Эдди вспомнилась нарисованная Роландом на земле грубая схема расположения порталов.
– Так это и есть край света? – спросил он почти робко. – Я хочу сказать, не больно-то он отличается от любого другого места. – Эдди хохотнул. – Если здесь и есть обрыв, я его не вижу.
Роланд покачал головой.
– Край-то он край, да не такой. Это – место, где берет начало один из Лучей. Так меня, во всяком случае, учили.
– Лучей? – переспросила Сюзанна. – Каких Лучей?
– Великим Пращурам принадлежит заслуга не устройства, но переустройства мироздания. Рассказывают разное: одни – будто Лучи суть спасение мира, другие – будто бы это семена всеобщей погибели и разрушенья. Лучи – творение Великих Пращуров. Это такие линии… скрепляющие… удерживающие…
– Ты говоришь о магнетизме? – осторожно поинтересовалась Сюзанна.
Все лицо Роланда просветлело; озарение преобразило шероховатые грубые грани и изборожденные морщинами плоскости, превратив их в нечто новое и поразительное. На миг Эдди открылось, как будет выглядеть Роланд, если и впрямь доберется до своей Башни.
– Да! Не об одном магнетизме, хотя магнетизм играет здесь известную роль… о силе тяготения… и о надлежащей увязке пространства, измерений, величин. Лучи – те силы, что связуют все это воедино.

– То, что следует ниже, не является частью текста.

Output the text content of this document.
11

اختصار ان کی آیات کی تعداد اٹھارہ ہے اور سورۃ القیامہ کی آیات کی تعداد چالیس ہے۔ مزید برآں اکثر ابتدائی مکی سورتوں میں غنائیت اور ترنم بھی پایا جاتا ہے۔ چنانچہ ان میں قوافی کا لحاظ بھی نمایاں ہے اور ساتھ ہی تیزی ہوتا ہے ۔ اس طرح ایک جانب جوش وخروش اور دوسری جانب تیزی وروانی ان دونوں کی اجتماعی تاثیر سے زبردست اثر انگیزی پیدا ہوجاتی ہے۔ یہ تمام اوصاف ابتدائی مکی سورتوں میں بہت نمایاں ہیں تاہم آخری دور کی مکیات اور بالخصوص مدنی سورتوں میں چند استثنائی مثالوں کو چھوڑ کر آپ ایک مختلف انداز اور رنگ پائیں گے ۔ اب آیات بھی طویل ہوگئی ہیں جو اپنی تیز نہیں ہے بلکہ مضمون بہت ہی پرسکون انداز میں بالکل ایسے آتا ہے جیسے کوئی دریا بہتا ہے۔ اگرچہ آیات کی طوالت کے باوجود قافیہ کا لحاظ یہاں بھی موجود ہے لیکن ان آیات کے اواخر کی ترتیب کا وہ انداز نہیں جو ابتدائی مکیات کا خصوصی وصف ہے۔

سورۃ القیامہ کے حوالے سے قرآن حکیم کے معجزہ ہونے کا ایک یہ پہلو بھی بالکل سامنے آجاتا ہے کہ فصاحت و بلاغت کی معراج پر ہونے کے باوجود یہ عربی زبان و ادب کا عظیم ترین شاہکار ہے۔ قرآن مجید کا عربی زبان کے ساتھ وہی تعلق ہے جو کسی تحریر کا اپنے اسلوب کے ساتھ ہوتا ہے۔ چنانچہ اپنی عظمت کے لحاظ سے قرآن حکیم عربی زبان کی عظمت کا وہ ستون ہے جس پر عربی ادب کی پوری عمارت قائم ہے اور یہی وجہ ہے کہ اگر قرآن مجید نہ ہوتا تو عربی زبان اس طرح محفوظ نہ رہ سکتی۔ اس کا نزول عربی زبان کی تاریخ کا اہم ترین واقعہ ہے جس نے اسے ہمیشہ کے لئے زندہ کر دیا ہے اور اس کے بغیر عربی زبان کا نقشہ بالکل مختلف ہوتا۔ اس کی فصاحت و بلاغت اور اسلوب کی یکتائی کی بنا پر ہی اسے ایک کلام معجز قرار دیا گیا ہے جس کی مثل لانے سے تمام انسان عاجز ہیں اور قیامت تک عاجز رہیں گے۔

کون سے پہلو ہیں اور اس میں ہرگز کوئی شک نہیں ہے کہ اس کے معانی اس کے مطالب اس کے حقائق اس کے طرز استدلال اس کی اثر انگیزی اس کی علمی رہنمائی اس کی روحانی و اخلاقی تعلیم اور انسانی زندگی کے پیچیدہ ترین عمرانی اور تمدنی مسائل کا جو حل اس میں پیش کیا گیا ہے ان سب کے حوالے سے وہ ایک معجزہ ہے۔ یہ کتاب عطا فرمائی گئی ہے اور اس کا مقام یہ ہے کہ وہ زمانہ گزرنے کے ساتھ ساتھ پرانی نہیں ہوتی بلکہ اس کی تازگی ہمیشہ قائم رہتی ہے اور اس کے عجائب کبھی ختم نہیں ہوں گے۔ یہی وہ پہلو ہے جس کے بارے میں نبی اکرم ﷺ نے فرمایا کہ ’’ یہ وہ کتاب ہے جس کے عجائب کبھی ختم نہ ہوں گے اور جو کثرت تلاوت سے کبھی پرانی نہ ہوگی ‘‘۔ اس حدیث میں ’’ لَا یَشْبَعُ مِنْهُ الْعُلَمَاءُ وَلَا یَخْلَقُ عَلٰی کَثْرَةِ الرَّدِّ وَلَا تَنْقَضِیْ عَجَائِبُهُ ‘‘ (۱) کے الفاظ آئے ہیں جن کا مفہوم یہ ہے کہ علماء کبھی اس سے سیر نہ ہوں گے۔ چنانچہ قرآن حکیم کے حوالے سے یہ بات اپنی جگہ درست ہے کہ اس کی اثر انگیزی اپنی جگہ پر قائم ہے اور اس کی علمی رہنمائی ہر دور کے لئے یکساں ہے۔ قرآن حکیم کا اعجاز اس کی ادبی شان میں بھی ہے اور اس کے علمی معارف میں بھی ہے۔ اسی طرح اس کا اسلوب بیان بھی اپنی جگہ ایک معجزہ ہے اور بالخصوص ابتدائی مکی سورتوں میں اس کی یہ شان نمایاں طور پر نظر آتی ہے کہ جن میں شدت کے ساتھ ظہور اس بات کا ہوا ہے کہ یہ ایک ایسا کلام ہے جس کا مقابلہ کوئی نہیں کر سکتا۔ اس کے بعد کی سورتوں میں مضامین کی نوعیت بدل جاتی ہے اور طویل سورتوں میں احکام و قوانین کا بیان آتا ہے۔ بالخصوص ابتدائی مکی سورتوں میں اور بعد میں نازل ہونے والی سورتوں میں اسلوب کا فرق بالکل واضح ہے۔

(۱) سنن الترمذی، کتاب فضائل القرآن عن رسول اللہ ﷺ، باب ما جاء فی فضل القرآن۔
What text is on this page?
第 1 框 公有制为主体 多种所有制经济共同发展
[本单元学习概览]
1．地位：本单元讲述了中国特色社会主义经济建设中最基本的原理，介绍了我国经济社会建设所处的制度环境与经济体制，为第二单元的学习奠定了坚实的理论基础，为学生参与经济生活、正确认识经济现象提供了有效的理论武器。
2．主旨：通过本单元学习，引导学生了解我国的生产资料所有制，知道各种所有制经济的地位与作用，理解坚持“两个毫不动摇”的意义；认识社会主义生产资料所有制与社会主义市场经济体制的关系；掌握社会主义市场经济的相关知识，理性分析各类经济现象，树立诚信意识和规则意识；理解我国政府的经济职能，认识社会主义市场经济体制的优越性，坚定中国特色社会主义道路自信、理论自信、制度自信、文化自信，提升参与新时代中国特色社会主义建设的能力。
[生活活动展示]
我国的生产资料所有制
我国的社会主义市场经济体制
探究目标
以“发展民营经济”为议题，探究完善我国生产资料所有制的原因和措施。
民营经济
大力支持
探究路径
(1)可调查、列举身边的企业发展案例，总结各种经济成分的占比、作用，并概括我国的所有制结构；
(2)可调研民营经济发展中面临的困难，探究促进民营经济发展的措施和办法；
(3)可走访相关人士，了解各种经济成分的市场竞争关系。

– Добро пожаловать к физикам-шизикам, – негромко прокомментировал Эдди.
Сюзанна пропустила его реплику мимо ушей.
– А Темная Башня? Это что же, какой-то генератор? Центральный источник энергии для Лучей?
– Не знаю.
– Но знаешь, что здесь – пункт А, – вмешался Эдди. – Если мы достаточно долго будем идти по прямой, мы придем на другой край света, к другому порталу – назовем его пунктом С. Но сперва мы придем в пункт В. В центральную точку. К Темной Башне.
Стрелок кивнул.
– Сколько придется идти? Ты знаешь?
– Нет. Но я знаю, что дорога нас ждет очень дальняя и что с каждым уходящим днем расстояние увеличивается.